First, 57 percent of the additional money that was put into K-12 this last biennium came from one-time sources. That means we are starting from scratch to come up with a significant portion of education funding next year. Second, Sen. Hill orchestrated a complicated swap, taking hundreds of millions of dollars out of the Public Works Trust Account for infrastructure projects and moving it to education accounts. He then back-filled just a portion of that infrastructure funding with $155 million worth of bonds to be paid over 25 years at 4-percent interest.

Essentially, instead of working to find a stable source of funding for education, he led us to accrue long-term debt on an annual operating expense.

Here’s another way to think of it. Preschoolers today will be paying for this year’s K-12 spending after they have graduated from college. I think most people would agree that is an accounting trick.

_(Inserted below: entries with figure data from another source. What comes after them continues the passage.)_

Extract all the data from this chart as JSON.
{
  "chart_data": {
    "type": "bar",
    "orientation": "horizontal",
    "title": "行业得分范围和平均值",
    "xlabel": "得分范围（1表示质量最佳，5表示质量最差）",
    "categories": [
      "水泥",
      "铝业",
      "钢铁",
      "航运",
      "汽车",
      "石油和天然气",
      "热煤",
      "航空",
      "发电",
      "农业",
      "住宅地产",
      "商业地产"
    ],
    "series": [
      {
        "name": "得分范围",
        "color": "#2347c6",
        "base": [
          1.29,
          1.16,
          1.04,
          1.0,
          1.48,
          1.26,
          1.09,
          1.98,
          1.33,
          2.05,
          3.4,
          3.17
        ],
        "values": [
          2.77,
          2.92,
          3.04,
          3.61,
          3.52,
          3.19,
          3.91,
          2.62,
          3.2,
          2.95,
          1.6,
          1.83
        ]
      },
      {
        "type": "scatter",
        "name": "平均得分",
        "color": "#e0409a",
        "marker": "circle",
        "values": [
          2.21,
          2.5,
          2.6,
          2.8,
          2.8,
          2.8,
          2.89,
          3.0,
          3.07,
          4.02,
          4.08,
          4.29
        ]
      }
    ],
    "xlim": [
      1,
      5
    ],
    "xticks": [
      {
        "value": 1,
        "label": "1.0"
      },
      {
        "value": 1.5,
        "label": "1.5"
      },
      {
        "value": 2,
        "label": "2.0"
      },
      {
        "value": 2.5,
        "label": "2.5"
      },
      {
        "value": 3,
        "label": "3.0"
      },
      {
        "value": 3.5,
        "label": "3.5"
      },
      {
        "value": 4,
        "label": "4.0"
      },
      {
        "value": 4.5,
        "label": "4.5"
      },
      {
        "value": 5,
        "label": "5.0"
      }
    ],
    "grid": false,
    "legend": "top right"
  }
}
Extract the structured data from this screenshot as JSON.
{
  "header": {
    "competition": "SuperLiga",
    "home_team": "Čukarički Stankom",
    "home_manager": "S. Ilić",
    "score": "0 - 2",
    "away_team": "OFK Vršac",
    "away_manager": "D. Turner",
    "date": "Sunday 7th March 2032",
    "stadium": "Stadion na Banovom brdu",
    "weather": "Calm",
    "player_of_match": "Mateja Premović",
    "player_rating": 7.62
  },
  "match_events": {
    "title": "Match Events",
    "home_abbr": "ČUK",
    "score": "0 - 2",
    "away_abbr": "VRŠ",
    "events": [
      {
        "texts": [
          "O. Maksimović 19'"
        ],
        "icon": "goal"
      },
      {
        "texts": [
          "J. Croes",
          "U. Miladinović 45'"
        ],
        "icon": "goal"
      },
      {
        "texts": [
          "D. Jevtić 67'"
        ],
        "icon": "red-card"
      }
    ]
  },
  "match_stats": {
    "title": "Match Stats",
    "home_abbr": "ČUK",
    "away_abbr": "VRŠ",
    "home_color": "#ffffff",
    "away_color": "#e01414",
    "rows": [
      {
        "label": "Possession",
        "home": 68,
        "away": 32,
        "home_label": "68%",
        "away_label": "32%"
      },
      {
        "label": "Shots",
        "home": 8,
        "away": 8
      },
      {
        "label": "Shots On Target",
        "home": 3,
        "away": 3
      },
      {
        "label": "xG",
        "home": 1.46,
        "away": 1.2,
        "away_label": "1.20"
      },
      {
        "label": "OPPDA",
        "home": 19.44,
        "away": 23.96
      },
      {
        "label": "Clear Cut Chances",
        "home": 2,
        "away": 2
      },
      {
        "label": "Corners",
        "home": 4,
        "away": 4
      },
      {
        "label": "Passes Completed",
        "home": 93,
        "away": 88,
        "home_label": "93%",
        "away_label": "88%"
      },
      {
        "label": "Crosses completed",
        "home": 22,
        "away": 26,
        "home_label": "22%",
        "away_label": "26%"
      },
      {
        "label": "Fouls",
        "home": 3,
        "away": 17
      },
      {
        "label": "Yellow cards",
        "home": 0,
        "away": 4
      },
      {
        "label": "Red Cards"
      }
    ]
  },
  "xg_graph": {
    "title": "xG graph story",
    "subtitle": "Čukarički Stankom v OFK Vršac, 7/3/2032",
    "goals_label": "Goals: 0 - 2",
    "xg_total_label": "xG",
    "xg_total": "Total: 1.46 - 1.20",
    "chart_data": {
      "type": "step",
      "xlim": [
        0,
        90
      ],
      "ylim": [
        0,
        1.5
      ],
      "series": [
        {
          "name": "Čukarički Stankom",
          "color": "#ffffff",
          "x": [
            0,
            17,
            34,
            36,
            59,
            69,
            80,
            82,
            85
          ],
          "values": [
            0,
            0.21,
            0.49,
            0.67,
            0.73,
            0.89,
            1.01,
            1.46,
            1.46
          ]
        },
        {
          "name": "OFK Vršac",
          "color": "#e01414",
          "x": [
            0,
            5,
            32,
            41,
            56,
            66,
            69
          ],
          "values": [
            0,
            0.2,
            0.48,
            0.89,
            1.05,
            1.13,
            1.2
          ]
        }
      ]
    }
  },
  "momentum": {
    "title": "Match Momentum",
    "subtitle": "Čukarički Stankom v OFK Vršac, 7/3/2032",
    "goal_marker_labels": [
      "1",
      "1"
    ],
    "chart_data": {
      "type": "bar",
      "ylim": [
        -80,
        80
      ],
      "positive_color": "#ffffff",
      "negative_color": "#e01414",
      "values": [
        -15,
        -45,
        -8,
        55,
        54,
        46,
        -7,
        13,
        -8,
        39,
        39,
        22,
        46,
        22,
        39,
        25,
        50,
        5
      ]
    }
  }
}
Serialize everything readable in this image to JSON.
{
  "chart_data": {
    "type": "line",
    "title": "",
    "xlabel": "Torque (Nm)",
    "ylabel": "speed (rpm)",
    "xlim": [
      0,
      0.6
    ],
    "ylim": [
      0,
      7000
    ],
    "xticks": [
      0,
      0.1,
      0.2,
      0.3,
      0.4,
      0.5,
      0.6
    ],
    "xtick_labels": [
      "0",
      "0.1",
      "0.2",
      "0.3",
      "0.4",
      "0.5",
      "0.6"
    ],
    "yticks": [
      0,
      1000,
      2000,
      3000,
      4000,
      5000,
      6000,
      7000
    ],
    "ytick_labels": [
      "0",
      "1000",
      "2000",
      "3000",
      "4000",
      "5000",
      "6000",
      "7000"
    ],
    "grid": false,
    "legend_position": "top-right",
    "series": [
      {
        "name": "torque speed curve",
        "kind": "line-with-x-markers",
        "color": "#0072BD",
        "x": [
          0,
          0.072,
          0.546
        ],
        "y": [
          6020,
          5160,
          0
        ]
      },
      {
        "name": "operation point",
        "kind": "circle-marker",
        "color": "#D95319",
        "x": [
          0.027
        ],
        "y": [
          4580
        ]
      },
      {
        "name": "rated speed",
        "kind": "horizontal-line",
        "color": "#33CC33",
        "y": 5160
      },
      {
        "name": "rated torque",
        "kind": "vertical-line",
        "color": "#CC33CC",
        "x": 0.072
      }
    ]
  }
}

And it certainly does not show fiscal responsibility or long-term vision for our state.

Claim No. 2 – Added $4 to education for every $1 of non-education spending increases.
This is another of Sen. Hill’s favorite claims. Here he is referencing the budget passed in March 2013, which added an additional $58 million to education. What the statistic does not tell you is the impact of that amount. The amount added equals 1 percent of the amount required by the Supreme Court’s McCleary decision requiring the legislature to increase education funding, which is $4-5 billion of additional funding over the next four years. Its a drop in the bucket.

These are the claims Sen. Hill is proud to talk about for education funding. His leadership in the Senate has failed our children. The Senate failed to work with the House to chart a plan to adequately fund education by 2019 and stands in contempt of the State Supreme Court. Sen. Hill does not deserve our vote for another term.